A Heparan Sulfate-Binding Cell Penetrating Peptide for Tumor Targeting and Migration Inhibition

1Institute of Molecular and Cellular Biology, National Tsing Hua University, Hsinchu 30013, Taiwan
2Biomedical Science and Engineering Center, National Tsing Hua University, Hsinchu 30013, Taiwan
3Institute of Bioinformatics and Structural Biology, National Tsing Hua University, Hsinchu 30013, Taiwan
4Department of Medical Science, National Tsing Hua University, Hsinchu 30013, Taiwan

Received 18 August 2014; Revised 31 October 2014; Accepted 14 November 2014

Academic Editor: Hao-Teng Chang

Copyright © 2015 Chien-Jung Chen et al.

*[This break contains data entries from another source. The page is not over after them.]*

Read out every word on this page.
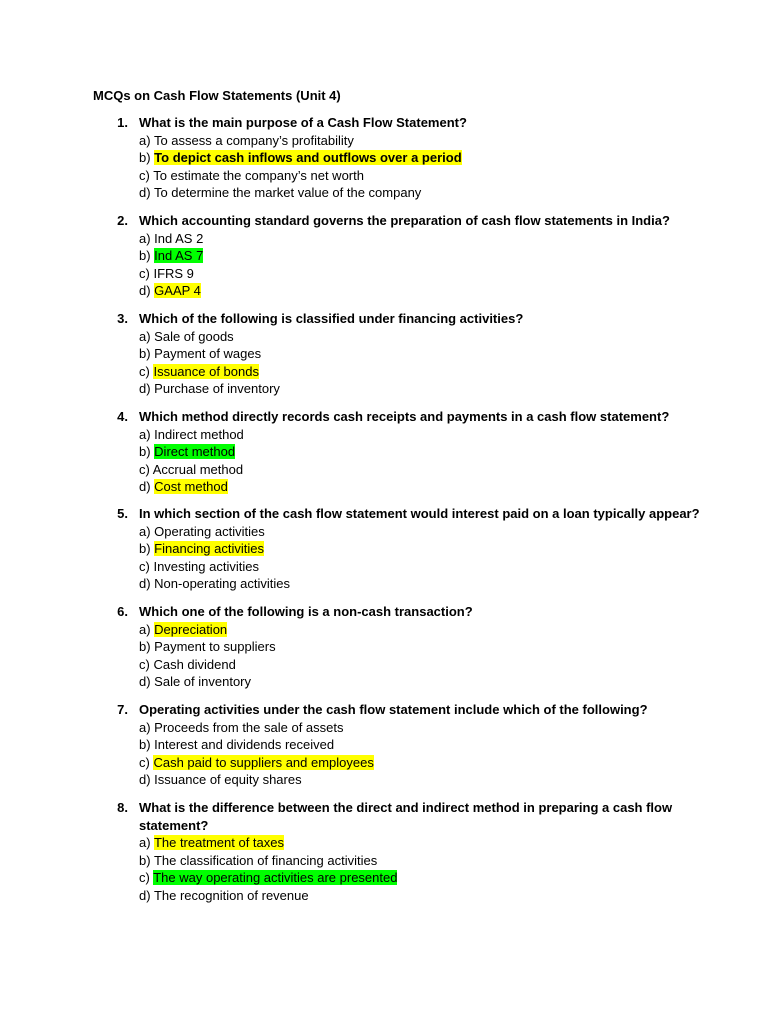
MCQs on Cash Flow Statements (Unit 4)
1. What is the main purpose of a Cash Flow Statement?
a) To assess a company’s profitability
b) To depict cash inflows and outflows over a period
c) To estimate the company’s net worth
d) To determine the market value of the company
2. Which accounting standard governs the preparation of cash flow statements in India?
a) Ind AS 2
b) Ind AS 7
c) IFRS 9
d) GAAP 4
3. Which of the following is classified under financing activities?
a) Sale of goods
b) Payment of wages
c) Issuance of bonds
d) Purchase of inventory
4. Which method directly records cash receipts and payments in a cash flow statement?
a) Indirect method
b) Direct method
c) Accrual method
d) Cost method
5. In which section of the cash flow statement would interest paid on a loan typically appear?
a) Operating activities
b) Financing activities
c) Investing activities
d) Non-operating activities
6. Which one of the following is a non-cash transaction?
a) Depreciation
b) Payment to suppliers
c) Cash dividend
d) Sale of inventory
7. Operating activities under the cash flow statement include which of the following?
a) Proceeds from the sale of assets
b) Interest and dividends received
c) Cash paid to suppliers and employees
d) Issuance of equity shares
8. What is the difference between the direct and indirect method in preparing a cash flow
statement?
a) The treatment of taxes
b) The classification of financing activities
c) The way operating activities are presented
d) The recognition of revenue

This is an open access article distributed under the Creative Commons Attribution License, which permits unrestricted use, distribution, and reproduction in any medium, provided the original work is properly cited.

Abstract

As heparan sulfate proteoglycans (HSPGs) are known as co-receptors to interact with numerous growth factors and then modulate downstream biological activities, overexpression of HS/HSPG on cell surface acts as an increasingly reliable prognostic factor in tumor progression. Cell penetrating peptides (CPPs) are short-chain peptides developed as functionalized vectors for delivery approaches of impermeable agents. On cell surface negatively charged HS provides the initial attachment of basic CPPs by electrostatic interaction, leading to multiple cellular effects. Here a functional peptide (CPPecp) has been identified from critical HS binding region in hRNase3, a unique RNase family member with in vitro antitumor activity. In this study we analyze a set of HS-binding CPPs derived from natural proteins including CPPecp. In addition to cellular binding and internalization, CPPecp demonstrated multiple functions including strong binding activity to tumor cell surface with higher HS expression, significant inhibitory effects on cancer cell migration, and suppression of angiogenesis in vitro and in vivo. Moreover, different from conventional highly basic CPPs, CPPecp facilitated magnetic nanoparticle to selectively target tumor site in vivo. Therefore, CPPecp could engage its capacity to be developed as biomaterials for diagnostic imaging agent, therapeutic supplement, or functionalized vector for drug delivery.